The proof-of-concept trial randomised 236 patients 1:1 to receive active treatment, comprising a single 120mg intramuscular glucocorticoid injection and up to 25mg oral MTX per week, or placebo injection and pills. Treatment lasted for one year, with follow up continued for a year after the treatment period.

If patients couldn’t tolerate the target 25mg MTX dose, the dose was lowered according to best practice and the number of tablets recorded in a study diary. Dose reductions were due mainly to raised liver panels, gastrointestinal effects or other side effects, or other patient concerns.

In this post-hoc analysis, the mean MTX dose was calculated for the treatment period to examine the relationship between dose and outcomes.

Among the 119 patients in the treatment group, most (57%) took 20mg or more, 30% took 10-20mg and 13% took less than 10mg.

There was a dose-response effect for improvement in MRI-detected joint inflammation, pain, physical functioning (measured by HAQ disability index) and presenteeism. The analysis found no effect of dose on preventing RA, the primary outcome of the original study.

Improvements in MRI-detected joint inflammation were found in doses of over 10mg per week, but clinically relevant changes in pain and HAQ were only found in weekly doses of 20mg or more.

“The association was also observed within the subgroups of patients who were anti-citrullinated-protein antibody positive and had a high (>70%) risk of progression to rheumatoid arthritis, but these results have to be interpreted with caution because of the small patient population,” noted the authors.

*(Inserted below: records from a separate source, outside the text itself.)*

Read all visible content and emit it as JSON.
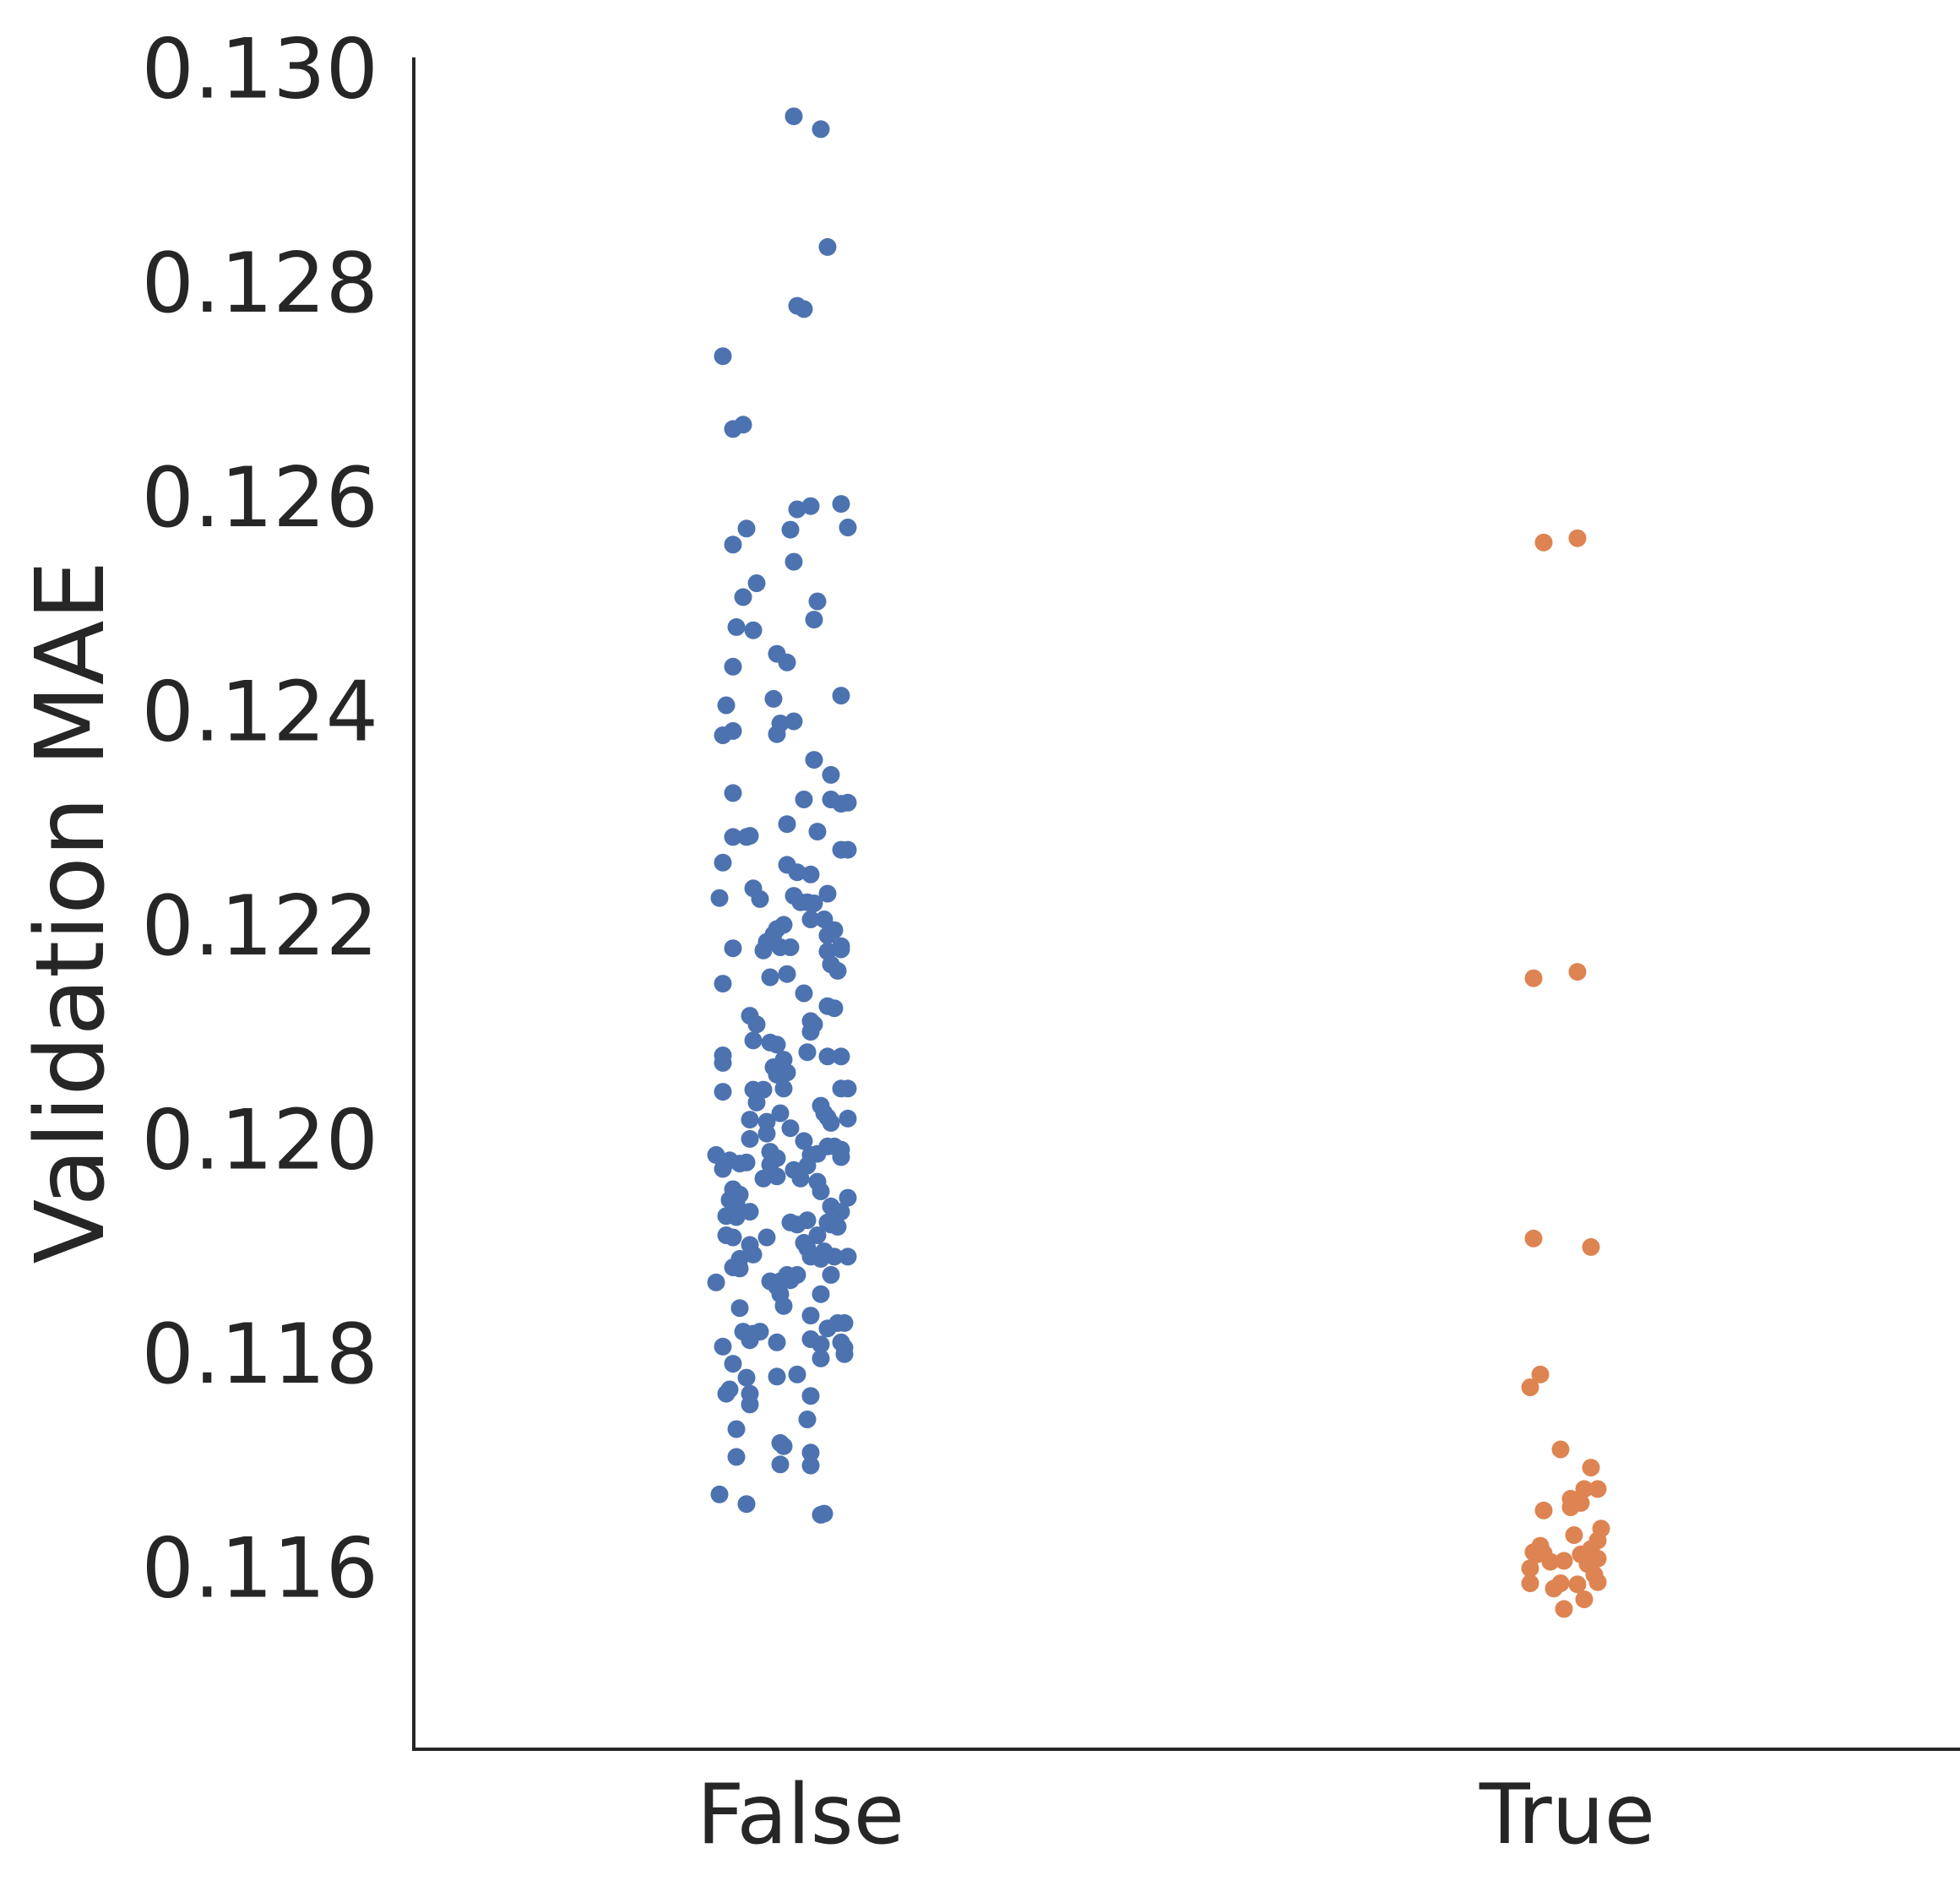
{
  "chart_data": {
    "type": "scatter",
    "ylabel": "Validation MAE",
    "xlabel": "",
    "categories": [
      "False",
      "True"
    ],
    "ylim": [
      0.1143,
      0.1301
    ],
    "yticks": [
      "0.116",
      "0.118",
      "0.120",
      "0.122",
      "0.124",
      "0.126",
      "0.128",
      "0.130"
    ],
    "grid": false,
    "legend": "none",
    "series": [
      {
        "category": "False",
        "color": "#4c72b0",
        "points": [
          [
            -0.02,
            0.12955
          ],
          [
            0.06,
            0.12943
          ],
          [
            0.08,
            0.12833
          ],
          [
            -0.01,
            0.12778
          ],
          [
            0.01,
            0.12775
          ],
          [
            -0.23,
            0.12731
          ],
          [
            -0.2,
            0.12663
          ],
          [
            -0.17,
            0.12667
          ],
          [
            -0.2,
            0.12555
          ],
          [
            -0.16,
            0.1257
          ],
          [
            -0.01,
            0.12588
          ],
          [
            0.03,
            0.12591
          ],
          [
            0.12,
            0.12593
          ],
          [
            -0.03,
            0.12569
          ],
          [
            0.14,
            0.12571
          ],
          [
            -0.02,
            0.12539
          ],
          [
            -0.17,
            0.12506
          ],
          [
            -0.13,
            0.12519
          ],
          [
            0.05,
            0.12502
          ],
          [
            0.04,
            0.12485
          ],
          [
            -0.19,
            0.12478
          ],
          [
            -0.14,
            0.12475
          ],
          [
            -0.07,
            0.12453
          ],
          [
            -0.04,
            0.12445
          ],
          [
            -0.2,
            0.12441
          ],
          [
            0.12,
            0.12414
          ],
          [
            -0.22,
            0.12405
          ],
          [
            -0.08,
            0.12411
          ],
          [
            -0.23,
            0.12377
          ],
          [
            -0.2,
            0.12381
          ],
          [
            -0.06,
            0.12388
          ],
          [
            -0.02,
            0.1239
          ],
          [
            -0.07,
            0.12378
          ],
          [
            0.04,
            0.12354
          ],
          [
            0.09,
            0.1234
          ],
          [
            -0.2,
            0.12323
          ],
          [
            0.01,
            0.12317
          ],
          [
            0.09,
            0.12317
          ],
          [
            0.12,
            0.12313
          ],
          [
            0.14,
            0.12314
          ],
          [
            -0.04,
            0.12294
          ],
          [
            0.05,
            0.12287
          ],
          [
            -0.2,
            0.12282
          ],
          [
            -0.16,
            0.12282
          ],
          [
            -0.15,
            0.12283
          ],
          [
            0.12,
            0.1227
          ],
          [
            0.14,
            0.1227
          ],
          [
            -0.23,
            0.12258
          ],
          [
            -0.04,
            0.12256
          ],
          [
            -0.01,
            0.12249
          ],
          [
            0.03,
            0.12247
          ],
          [
            -0.14,
            0.12234
          ],
          [
            -0.12,
            0.12224
          ],
          [
            -0.02,
            0.12227
          ],
          [
            0.08,
            0.12229
          ],
          [
            -0.24,
            0.12225
          ],
          [
            0.02,
            0.12221
          ],
          [
            0.04,
            0.1222
          ],
          [
            0.0,
            0.12221
          ],
          [
            -0.05,
            0.122
          ],
          [
            -0.07,
            0.12196
          ],
          [
            0.03,
            0.12205
          ],
          [
            0.07,
            0.12205
          ],
          [
            -0.08,
            0.12191
          ],
          [
            0.1,
            0.12195
          ],
          [
            -0.1,
            0.12184
          ],
          [
            -0.11,
            0.12176
          ],
          [
            -0.06,
            0.12179
          ],
          [
            -0.03,
            0.12179
          ],
          [
            0.08,
            0.1219
          ],
          [
            0.12,
            0.1218
          ],
          [
            -0.2,
            0.12178
          ],
          [
            0.08,
            0.12175
          ],
          [
            0.12,
            0.12177
          ],
          [
            0.09,
            0.12163
          ],
          [
            0.11,
            0.12157
          ],
          [
            -0.09,
            0.12151
          ],
          [
            -0.04,
            0.12154
          ],
          [
            0.01,
            0.12136
          ],
          [
            -0.23,
            0.12145
          ],
          [
            0.08,
            0.12124
          ],
          [
            0.1,
            0.12122
          ],
          [
            -0.15,
            0.12115
          ],
          [
            -0.13,
            0.12107
          ],
          [
            0.03,
            0.1211
          ],
          [
            0.04,
            0.12107
          ],
          [
            0.03,
            0.121
          ],
          [
            -0.14,
            0.12092
          ],
          [
            -0.09,
            0.1209
          ],
          [
            -0.07,
            0.12088
          ],
          [
            -0.23,
            0.12078
          ],
          [
            -0.23,
            0.12071
          ],
          [
            0.02,
            0.12081
          ],
          [
            0.08,
            0.12077
          ],
          [
            0.12,
            0.12077
          ],
          [
            -0.05,
            0.12074
          ],
          [
            -0.08,
            0.12067
          ],
          [
            -0.06,
            0.12062
          ],
          [
            -0.07,
            0.1206
          ],
          [
            -0.04,
            0.12062
          ],
          [
            -0.23,
            0.12044
          ],
          [
            -0.14,
            0.12046
          ],
          [
            -0.11,
            0.12046
          ],
          [
            -0.05,
            0.12047
          ],
          [
            0.06,
            0.12031
          ],
          [
            0.12,
            0.12047
          ],
          [
            0.14,
            0.12047
          ],
          [
            -0.13,
            0.12034
          ],
          [
            -0.06,
            0.12024
          ],
          [
            0.07,
            0.12024
          ],
          [
            0.08,
            0.1202
          ],
          [
            0.14,
            0.12019
          ],
          [
            -0.15,
            0.12018
          ],
          [
            -0.1,
            0.12016
          ],
          [
            0.09,
            0.12015
          ],
          [
            -0.03,
            0.1201
          ],
          [
            -0.15,
            0.12
          ],
          [
            -0.1,
            0.12005
          ],
          [
            0.01,
            0.11998
          ],
          [
            0.08,
            0.11993
          ],
          [
            0.1,
            0.11993
          ],
          [
            0.12,
            0.1199
          ],
          [
            -0.25,
            0.11985
          ],
          [
            -0.09,
            0.11988
          ],
          [
            -0.07,
            0.11982
          ],
          [
            -0.21,
            0.1198
          ],
          [
            -0.18,
            0.11977
          ],
          [
            -0.16,
            0.11978
          ],
          [
            0.03,
            0.11985
          ],
          [
            0.05,
            0.11986
          ],
          [
            0.12,
            0.11983
          ],
          [
            -0.23,
            0.11972
          ],
          [
            -0.09,
            0.11976
          ],
          [
            -0.02,
            0.11971
          ],
          [
            0.02,
            0.11975
          ],
          [
            0.05,
            0.1196
          ],
          [
            -0.11,
            0.11963
          ],
          [
            -0.07,
            0.11965
          ],
          [
            0.0,
            0.11963
          ],
          [
            -0.2,
            0.11953
          ],
          [
            -0.18,
            0.11948
          ],
          [
            0.06,
            0.11951
          ],
          [
            -0.21,
            0.11943
          ],
          [
            -0.19,
            0.1194
          ],
          [
            0.09,
            0.11937
          ],
          [
            0.12,
            0.11932
          ],
          [
            0.14,
            0.11945
          ],
          [
            -0.15,
            0.11932
          ],
          [
            -0.22,
            0.11928
          ],
          [
            -0.19,
            0.11927
          ],
          [
            -0.03,
            0.11922
          ],
          [
            -0.01,
            0.1192
          ],
          [
            0.02,
            0.11924
          ],
          [
            0.08,
            0.11922
          ],
          [
            0.09,
            0.1192
          ],
          [
            0.11,
            0.11918
          ],
          [
            -0.22,
            0.1191
          ],
          [
            -0.2,
            0.11908
          ],
          [
            -0.15,
            0.11901
          ],
          [
            -0.1,
            0.11908
          ],
          [
            0.05,
            0.1191
          ],
          [
            0.01,
            0.11903
          ],
          [
            0.02,
            0.11898
          ],
          [
            0.07,
            0.11895
          ],
          [
            -0.14,
            0.11892
          ],
          [
            -0.18,
            0.11888
          ],
          [
            -0.2,
            0.1188
          ],
          [
            -0.18,
            0.11879
          ],
          [
            0.03,
            0.1189
          ],
          [
            0.06,
            0.11888
          ],
          [
            0.1,
            0.1189
          ],
          [
            0.14,
            0.1189
          ],
          [
            -0.04,
            0.11873
          ],
          [
            -0.09,
            0.11867
          ],
          [
            -0.06,
            0.11867
          ],
          [
            -0.03,
            0.11868
          ],
          [
            -0.01,
            0.11873
          ],
          [
            0.09,
            0.11873
          ],
          [
            -0.25,
            0.11866
          ],
          [
            -0.07,
            0.11862
          ],
          [
            -0.06,
            0.11855
          ],
          [
            0.06,
            0.11855
          ],
          [
            -0.18,
            0.11842
          ],
          [
            -0.05,
            0.11844
          ],
          [
            0.03,
            0.11835
          ],
          [
            0.11,
            0.11828
          ],
          [
            0.13,
            0.11828
          ],
          [
            0.08,
            0.11823
          ],
          [
            -0.17,
            0.1182
          ],
          [
            -0.14,
            0.11818
          ],
          [
            -0.15,
            0.11812
          ],
          [
            -0.12,
            0.1182
          ],
          [
            -0.07,
            0.1181
          ],
          [
            0.03,
            0.11813
          ],
          [
            -0.23,
            0.11806
          ],
          [
            0.12,
            0.1181
          ],
          [
            0.13,
            0.11805
          ],
          [
            0.06,
            0.11808
          ],
          [
            0.13,
            0.11799
          ],
          [
            -0.2,
            0.1179
          ],
          [
            0.06,
            0.11795
          ],
          [
            -0.16,
            0.11777
          ],
          [
            -0.07,
            0.11778
          ],
          [
            -0.01,
            0.1178
          ],
          [
            -0.21,
            0.11766
          ],
          [
            -0.22,
            0.11762
          ],
          [
            -0.15,
            0.11762
          ],
          [
            0.03,
            0.1176
          ],
          [
            -0.15,
            0.11752
          ],
          [
            -0.19,
            0.11729
          ],
          [
            0.02,
            0.11738
          ],
          [
            -0.06,
            0.11716
          ],
          [
            -0.05,
            0.11713
          ],
          [
            0.03,
            0.11707
          ],
          [
            -0.19,
            0.11703
          ],
          [
            -0.06,
            0.11696
          ],
          [
            0.03,
            0.11695
          ],
          [
            -0.24,
            0.11668
          ],
          [
            -0.16,
            0.11659
          ],
          [
            0.06,
            0.11649
          ],
          [
            0.07,
            0.1165
          ]
        ]
      },
      {
        "category": "True",
        "color": "#dd8452",
        "points": [
          [
            -0.07,
            0.12557
          ],
          [
            0.03,
            0.12561
          ],
          [
            -0.1,
            0.1215
          ],
          [
            0.03,
            0.12156
          ],
          [
            -0.1,
            0.11907
          ],
          [
            0.07,
            0.11899
          ],
          [
            -0.11,
            0.11768
          ],
          [
            -0.08,
            0.1178
          ],
          [
            -0.02,
            0.1171
          ],
          [
            0.07,
            0.11693
          ],
          [
            0.05,
            0.11673
          ],
          [
            0.09,
            0.11673
          ],
          [
            0.01,
            0.11664
          ],
          [
            0.04,
            0.1166
          ],
          [
            0.01,
            0.11656
          ],
          [
            -0.07,
            0.11653
          ],
          [
            0.1,
            0.11636
          ],
          [
            0.02,
            0.1163
          ],
          [
            0.09,
            0.11625
          ],
          [
            0.07,
            0.11617
          ],
          [
            -0.08,
            0.1162
          ],
          [
            -0.1,
            0.11614
          ],
          [
            -0.09,
            0.11612
          ],
          [
            -0.07,
            0.11613
          ],
          [
            0.04,
            0.11612
          ],
          [
            0.09,
            0.11608
          ],
          [
            -0.05,
            0.11605
          ],
          [
            -0.01,
            0.11606
          ],
          [
            0.06,
            0.11603
          ],
          [
            -0.11,
            0.11599
          ],
          [
            0.08,
            0.11593
          ],
          [
            -0.02,
            0.11585
          ],
          [
            0.03,
            0.11584
          ],
          [
            -0.11,
            0.11585
          ],
          [
            -0.04,
            0.1158
          ],
          [
            0.09,
            0.11586
          ],
          [
            0.05,
            0.1157
          ],
          [
            -0.01,
            0.11561
          ]
        ]
      }
    ]
  }
}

The authors point out that the study isn’t “an official dose-finding study” because the original study wasn’t designed to assess dose-dependent efficacy, and the patients weren’t randomised to receive different doses. Most patients kept to the target dose, which meant smaller numbers in the lower-dose groups, limiting statistical power, with potential confounding factors influencing adherence and efficacy.

“Reassuringly, all effect sizes found in the current study show a dose-dependent efficacy, and statistical significance was reached for the higher doses,” wrote the authors.

“Nevertheless, our findings need to be validated, preferably in a randomised trial comparing different methotrexate doses.”

As pointed out after the original study, treating people who may not get the disease with drugs that may cause unpleasant side effects is controversial, especially given the relatively small proportion – less than 20% in this cohort – who do go on to develop RA.

On the other hand, the authors noted that risk prediction has improved a lot since the trial was designed in 2014.

“If temporary treatment in the clinically suspect arthralgia phase is to be implemented in practice, the optimal methotrexate dose depends on the pursued treatment goal and shared decision making on the balance between effectiveness and tolerability,” wrote the authors.